Selection and preparation of ingredients
For harvesting for the winter, you should choose dense cabbage with a creak when squeezing, with white top leaves weighing about 5 kg, mid-ripening or late varieties. Damaged heads should be discarded, with signs of rot, frostbite, with spots. You should not take cabbage for early pickling, Dutch and Chinese varieties, as well as hybrid specimens.
Did you know? The documentary sources that have survived to this day contain information that the cabbage fed the workers who built the Great Wall of China (3rd century BC).
Pickled cabbage with aspirin recipes in a jar
Marinating vegetables with aspirin can be done in two ways: hot and cold. Seaming is done in liter or three-liter jars.
1 can per 1 liter 1 hour
1 small head of cabbage
Energy value per 100 g:
- Chop the cabbage. Boil water.
- Fill sterile jars with chopped vegetables to the top, slightly condensing.
- Add aspirin. Pour boiling water.
- Pierce the vegetable with a knife or fork.
- Add boiling water to the top of the jar.
- Roll up the jar with a sterilized lid.
- Turn the container upside down. Wrap in a blanket or blanket. After cooling, put in storage.
Hot wayVideo recipe: Hot way
Important! When pickling cabbage in a hot way, aspirin can be replaced with acetic (70%) or citric acid.
3 cans per 3 l1–1.5 h
3-4 medium-sized forks
2 pcs. on one can
Energy value per 100 g:
- Grind the washed cabbage with a shredder or knife.
- Wash, peel and grate carrots on a coarse grater.
- Mix vegetables.
- Prepare the marinade: pour salt, sugar, spices into the water, boil, add vinegar.
- Displace vegetables in sterilized jars to half.
- Add 1 tablet of aspirin.
- Fill the containers with vegetables to the top, tamping them well.

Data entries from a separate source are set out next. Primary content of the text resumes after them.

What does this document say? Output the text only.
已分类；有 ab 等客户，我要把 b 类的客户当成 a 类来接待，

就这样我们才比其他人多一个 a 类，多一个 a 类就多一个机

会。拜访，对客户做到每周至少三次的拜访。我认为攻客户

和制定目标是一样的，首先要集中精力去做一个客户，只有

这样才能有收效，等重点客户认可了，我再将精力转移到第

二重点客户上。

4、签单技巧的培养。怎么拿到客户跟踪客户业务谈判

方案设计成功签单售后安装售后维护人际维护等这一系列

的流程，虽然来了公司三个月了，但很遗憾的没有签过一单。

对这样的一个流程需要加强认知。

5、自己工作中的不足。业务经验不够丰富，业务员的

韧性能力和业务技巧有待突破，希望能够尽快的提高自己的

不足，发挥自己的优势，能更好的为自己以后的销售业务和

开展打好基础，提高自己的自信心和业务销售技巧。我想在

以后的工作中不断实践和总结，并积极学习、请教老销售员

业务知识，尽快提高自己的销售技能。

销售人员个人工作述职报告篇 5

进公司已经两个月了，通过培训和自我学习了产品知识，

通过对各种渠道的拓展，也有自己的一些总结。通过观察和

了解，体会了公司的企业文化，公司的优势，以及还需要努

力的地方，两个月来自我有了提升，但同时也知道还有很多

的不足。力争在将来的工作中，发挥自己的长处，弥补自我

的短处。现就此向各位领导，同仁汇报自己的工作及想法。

- Add another aspirin tablet.
- Pour the vegetables with a completely cooled marinade, under the neck.
- Cover the jars with lids and leave them at room temperature for 12 hours, periodically piercing the vegetable mixture with a stick to the bottom.
- Roll up tin or close with nylon covers.
Pickled appetizer should be stored in the basement, on the balcony or refrigerator at a temperature of 0 ° ... + 3 ° C in a glass, tightly closed container. Under such conditions, it can be stored until spring. If the pickled dish is planned to be used for the filling, then for the long-term storage it can be frozen.
Important! A product prepared in compliance with canning technology can be stored in room conditions in the absence of sunlight, dampness and high temperatures, up to six months.